The Organization of American States (OAS) on Thursday approved the creation of a working group to seek a peaceful solution to the violent protests that have roiled Nicaragua since April, leaving more than 300 people dead.
President Daniel Ortega on Mondaay has acknowledged 195 dead, while the independent Nicaraguan Pro-Human Rights Commission has reported 450.
The country is suffering one of the worst political crises of its history after months of protests that were sparked by proposed cuts to the pension system but quickly expanded to encompass a range of concerns.
Protesters are also demanding the resignation of President Daniel Ortega, a former guerrilla leader whom critics accuse of tampering with elections and seeking to install a “family dictatorship.”
The OAS resolution, approved on Thursday in an extraordinary session of the group’s permanent council, was presented jointly by Mexico, Argentina, Brazil, Canada, Chile, Colombia, the United States, Paraguay and Peru, the Mexican foreign ministry said in a statement.
“The formation of this group addresses the need to contribute to the process of national dialogue in this country through … collaborative work with different regional and international actors,” the Mexican foreign ministry said.
Denis Moncada, Nicaragua’s foreign minister, criticized the move as an “interventionist political maneuver” that came as Nicaragua was recovering from the protests, according to the Associated Press.

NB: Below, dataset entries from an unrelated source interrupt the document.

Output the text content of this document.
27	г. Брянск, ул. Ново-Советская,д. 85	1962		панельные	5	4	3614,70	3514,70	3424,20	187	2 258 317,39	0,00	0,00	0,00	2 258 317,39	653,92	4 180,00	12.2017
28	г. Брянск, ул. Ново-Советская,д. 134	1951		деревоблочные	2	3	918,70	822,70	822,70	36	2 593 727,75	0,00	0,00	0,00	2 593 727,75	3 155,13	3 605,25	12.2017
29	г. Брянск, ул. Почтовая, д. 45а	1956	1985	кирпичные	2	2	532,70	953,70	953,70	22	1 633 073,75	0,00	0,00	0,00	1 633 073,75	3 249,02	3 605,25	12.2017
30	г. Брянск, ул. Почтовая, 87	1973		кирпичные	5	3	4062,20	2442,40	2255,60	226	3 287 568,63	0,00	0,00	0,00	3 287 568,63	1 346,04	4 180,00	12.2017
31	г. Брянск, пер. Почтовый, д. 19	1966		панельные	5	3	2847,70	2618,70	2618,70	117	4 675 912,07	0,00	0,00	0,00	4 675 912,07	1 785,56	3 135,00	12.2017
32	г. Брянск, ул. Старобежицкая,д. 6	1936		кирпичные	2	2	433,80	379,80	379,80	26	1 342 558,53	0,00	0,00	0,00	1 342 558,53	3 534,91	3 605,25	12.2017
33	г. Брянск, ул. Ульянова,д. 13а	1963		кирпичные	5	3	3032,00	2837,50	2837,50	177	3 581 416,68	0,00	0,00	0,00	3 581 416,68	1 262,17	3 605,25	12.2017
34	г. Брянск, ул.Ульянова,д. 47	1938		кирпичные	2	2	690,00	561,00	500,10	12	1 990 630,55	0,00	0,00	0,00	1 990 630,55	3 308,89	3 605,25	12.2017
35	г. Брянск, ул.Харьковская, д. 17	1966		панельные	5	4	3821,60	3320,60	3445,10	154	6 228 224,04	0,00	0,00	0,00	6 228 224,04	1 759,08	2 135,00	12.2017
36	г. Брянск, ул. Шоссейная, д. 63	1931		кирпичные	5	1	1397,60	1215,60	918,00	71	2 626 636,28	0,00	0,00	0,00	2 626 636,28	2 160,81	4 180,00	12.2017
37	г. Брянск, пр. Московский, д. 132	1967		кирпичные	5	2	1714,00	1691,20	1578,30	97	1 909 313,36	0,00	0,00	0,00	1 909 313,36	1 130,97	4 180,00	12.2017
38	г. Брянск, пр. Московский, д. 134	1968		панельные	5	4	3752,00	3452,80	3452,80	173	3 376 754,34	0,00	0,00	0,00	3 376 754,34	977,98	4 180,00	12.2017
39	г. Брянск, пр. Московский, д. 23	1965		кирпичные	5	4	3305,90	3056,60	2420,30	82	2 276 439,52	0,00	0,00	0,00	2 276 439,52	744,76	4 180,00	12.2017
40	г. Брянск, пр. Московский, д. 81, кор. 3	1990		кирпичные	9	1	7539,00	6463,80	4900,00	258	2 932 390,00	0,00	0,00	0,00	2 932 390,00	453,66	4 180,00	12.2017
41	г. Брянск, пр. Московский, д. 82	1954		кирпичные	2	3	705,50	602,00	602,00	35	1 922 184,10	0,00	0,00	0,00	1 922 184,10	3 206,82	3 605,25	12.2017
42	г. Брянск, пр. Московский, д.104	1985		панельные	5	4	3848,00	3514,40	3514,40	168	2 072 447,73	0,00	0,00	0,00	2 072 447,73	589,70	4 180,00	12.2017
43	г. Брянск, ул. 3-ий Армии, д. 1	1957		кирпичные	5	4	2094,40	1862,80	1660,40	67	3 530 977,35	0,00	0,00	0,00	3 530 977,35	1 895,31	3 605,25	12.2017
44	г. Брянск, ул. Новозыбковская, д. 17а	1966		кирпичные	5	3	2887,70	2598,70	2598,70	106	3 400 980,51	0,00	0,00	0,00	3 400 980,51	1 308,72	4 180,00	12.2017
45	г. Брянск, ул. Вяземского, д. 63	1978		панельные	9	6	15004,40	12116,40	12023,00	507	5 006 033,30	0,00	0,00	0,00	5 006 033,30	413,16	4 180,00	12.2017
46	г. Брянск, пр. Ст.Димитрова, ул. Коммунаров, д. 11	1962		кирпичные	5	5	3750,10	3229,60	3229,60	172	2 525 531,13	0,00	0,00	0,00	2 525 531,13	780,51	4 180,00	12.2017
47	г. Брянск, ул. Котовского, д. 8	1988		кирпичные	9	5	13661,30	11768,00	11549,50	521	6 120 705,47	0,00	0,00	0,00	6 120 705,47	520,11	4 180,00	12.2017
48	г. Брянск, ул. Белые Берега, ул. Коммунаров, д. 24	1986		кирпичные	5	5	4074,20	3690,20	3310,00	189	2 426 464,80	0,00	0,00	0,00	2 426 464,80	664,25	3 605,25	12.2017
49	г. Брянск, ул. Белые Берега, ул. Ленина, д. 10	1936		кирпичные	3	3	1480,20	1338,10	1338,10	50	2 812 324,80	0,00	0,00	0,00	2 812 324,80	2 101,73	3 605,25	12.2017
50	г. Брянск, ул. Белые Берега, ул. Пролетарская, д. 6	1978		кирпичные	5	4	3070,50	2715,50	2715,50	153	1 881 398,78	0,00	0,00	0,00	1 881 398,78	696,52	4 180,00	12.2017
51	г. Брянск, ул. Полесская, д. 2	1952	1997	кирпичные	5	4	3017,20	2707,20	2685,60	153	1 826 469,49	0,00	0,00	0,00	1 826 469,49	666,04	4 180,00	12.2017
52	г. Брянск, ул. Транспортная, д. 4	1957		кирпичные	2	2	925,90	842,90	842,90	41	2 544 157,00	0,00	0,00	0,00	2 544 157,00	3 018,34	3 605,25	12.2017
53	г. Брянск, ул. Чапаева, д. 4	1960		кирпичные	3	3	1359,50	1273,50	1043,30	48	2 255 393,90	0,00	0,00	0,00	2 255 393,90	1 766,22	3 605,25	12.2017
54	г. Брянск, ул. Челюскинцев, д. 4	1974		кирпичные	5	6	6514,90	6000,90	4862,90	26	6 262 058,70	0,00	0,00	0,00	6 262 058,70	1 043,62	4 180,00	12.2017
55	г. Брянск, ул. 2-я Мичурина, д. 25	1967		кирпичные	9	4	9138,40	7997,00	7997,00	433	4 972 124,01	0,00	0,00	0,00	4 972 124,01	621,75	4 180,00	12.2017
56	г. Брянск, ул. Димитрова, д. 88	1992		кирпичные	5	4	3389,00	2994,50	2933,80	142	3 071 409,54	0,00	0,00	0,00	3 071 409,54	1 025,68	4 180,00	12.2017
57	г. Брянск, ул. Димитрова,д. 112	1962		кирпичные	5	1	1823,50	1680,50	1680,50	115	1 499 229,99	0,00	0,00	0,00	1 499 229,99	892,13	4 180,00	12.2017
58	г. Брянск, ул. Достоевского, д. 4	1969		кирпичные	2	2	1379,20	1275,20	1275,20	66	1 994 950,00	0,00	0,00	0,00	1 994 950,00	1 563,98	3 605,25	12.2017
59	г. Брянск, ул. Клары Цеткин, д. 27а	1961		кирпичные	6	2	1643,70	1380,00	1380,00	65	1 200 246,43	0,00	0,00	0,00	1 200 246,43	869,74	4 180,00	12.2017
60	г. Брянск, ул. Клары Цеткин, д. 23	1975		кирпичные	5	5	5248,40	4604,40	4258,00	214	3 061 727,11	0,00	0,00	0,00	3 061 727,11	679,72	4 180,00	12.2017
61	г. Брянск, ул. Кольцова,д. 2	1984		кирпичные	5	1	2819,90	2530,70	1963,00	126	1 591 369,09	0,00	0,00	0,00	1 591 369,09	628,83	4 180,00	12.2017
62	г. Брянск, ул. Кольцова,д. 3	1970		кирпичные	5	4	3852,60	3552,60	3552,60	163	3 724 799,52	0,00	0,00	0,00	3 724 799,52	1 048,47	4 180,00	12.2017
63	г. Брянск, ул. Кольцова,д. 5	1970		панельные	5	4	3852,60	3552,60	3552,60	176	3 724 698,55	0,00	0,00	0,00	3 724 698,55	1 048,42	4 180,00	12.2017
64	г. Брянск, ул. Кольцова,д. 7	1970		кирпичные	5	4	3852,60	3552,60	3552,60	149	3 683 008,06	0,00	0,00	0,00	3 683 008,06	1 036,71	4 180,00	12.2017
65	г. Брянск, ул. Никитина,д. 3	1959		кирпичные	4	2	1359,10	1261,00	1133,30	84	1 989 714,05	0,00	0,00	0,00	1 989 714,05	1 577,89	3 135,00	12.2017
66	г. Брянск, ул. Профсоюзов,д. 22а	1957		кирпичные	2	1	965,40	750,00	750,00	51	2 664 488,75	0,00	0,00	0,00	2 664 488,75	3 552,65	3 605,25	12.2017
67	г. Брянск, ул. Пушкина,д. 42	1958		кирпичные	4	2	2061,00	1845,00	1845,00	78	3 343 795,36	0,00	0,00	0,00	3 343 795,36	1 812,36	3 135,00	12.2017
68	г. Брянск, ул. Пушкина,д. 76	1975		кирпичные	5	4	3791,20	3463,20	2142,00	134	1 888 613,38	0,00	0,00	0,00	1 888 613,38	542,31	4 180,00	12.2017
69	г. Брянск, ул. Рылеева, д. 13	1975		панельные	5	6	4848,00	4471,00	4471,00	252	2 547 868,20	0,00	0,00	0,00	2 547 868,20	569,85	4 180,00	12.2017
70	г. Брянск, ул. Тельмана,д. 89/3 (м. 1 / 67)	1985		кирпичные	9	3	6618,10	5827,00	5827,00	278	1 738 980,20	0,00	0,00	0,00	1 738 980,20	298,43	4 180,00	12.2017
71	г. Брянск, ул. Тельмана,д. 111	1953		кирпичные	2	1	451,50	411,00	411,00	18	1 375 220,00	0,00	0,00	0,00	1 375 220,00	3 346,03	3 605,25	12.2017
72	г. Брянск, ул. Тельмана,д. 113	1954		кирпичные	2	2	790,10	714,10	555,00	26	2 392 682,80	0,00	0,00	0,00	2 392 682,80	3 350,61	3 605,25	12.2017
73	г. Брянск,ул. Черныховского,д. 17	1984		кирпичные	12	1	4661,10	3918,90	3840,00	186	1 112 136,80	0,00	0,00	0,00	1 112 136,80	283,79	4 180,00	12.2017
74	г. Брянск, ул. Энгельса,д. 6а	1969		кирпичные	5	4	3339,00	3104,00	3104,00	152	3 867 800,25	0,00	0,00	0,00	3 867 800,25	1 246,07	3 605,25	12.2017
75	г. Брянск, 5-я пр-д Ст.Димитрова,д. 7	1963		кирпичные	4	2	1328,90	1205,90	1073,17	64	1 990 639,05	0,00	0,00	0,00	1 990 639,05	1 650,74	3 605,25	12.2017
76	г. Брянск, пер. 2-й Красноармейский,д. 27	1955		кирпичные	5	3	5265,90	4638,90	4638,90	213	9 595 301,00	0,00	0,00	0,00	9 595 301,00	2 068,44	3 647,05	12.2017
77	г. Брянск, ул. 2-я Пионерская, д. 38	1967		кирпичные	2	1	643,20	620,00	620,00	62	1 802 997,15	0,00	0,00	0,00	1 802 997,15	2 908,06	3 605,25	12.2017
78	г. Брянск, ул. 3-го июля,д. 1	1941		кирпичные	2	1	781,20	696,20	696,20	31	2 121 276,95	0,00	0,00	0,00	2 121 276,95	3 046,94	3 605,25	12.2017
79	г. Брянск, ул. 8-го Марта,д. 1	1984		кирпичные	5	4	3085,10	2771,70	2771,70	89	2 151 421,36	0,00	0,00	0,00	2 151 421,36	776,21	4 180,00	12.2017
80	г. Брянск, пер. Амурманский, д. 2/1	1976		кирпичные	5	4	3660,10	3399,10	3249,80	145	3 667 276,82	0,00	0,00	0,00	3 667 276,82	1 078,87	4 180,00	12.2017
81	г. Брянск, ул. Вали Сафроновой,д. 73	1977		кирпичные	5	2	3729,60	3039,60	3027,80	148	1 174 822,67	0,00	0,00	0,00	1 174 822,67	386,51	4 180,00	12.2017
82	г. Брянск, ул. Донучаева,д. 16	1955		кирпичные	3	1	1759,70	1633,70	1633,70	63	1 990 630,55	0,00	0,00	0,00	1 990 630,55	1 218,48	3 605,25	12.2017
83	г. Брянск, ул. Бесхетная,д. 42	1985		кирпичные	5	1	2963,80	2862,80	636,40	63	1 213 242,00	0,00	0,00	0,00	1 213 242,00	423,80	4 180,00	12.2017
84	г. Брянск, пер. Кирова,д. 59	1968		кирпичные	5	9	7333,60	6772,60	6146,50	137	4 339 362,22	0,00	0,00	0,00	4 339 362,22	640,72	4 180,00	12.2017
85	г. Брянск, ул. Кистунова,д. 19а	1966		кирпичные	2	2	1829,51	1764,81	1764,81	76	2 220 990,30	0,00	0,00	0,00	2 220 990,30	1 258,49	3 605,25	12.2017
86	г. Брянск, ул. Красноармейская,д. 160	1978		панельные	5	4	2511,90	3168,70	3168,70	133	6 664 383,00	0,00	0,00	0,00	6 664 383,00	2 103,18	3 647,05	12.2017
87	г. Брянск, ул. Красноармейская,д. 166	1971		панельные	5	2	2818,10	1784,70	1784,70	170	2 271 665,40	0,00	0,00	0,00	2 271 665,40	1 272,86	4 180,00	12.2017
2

The commission will be formed by a representative from each regional group and other member states of the OAS. It will present a monthly report to the permanent board about its progress.
Ortega said in an interview with CNN en Espanol broadcast on Monday that his government would seek to “strengthen” dialogue with the opposition with the support of international organizations such as the United Nations.
Protests were continuing on Thursday in some parts of the country, though the demonstrations are shrinking as more leaders of the “civil resistance” seek to organize in private.